LOS ANGELES -- One little terrier in Southern California used to go by the name Cry Baby. It made sense given how much pain he had endured.
“He was hit by a car,” said Susan Fulcher. “His back was broken.”
His two hind legs were paralyzed and after surgery, his family no longer wanted him.
But Fulcher did. She gave him a new home and a new name: Presley. It is something Fulcher has done more than 25 times through her organization Dharma Rescue, reports CBS News correspondent Ben Tracy.
But this isn’t just about keeping the dogs alive; It’s about helping them really live.
“That’s what we do and we do it well,” she said.
She fits each one of them with a custom doggie wheelchair. With just two working legs, they’re now on a roll.
“What kind of reaction do the dogs have when you put wheels on them?” Tracy asked.
“They immediately take off,” Fulcher replied.
“We only had one dog who had trouble, who sat there, and that would be Lovey Gaga, the one in the pink wheelchair.”
She’s a bit of a diva and probably doesn’t realize her idle wheels cost about $500. But to whom much is given, a little is expected.
After some training, these rescues have become therapy dogs. They visit schools to provide stress relief for kids with learning disabilities, behavioral problems and autism.

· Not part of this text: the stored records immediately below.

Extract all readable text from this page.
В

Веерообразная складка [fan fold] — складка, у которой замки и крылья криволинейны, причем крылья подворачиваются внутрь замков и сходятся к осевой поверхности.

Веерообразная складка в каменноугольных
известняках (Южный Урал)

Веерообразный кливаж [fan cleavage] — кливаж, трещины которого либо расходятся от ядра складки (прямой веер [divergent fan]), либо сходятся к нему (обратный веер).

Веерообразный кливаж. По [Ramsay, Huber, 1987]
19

“It is terrific and magnificent that they have a purpose in life, after they are hurt. They get the love but they actually deserve it,” said Chloe, a student.
‘You have given them a second chance, do you enjoy seeing them give back to other people?” Tracy asked Fulcher.
“Oh yeah, absolutely,” she replied. “In this world right now we really need to think about giving more, caring more.”
And that despite limitations, we are capable of so much more.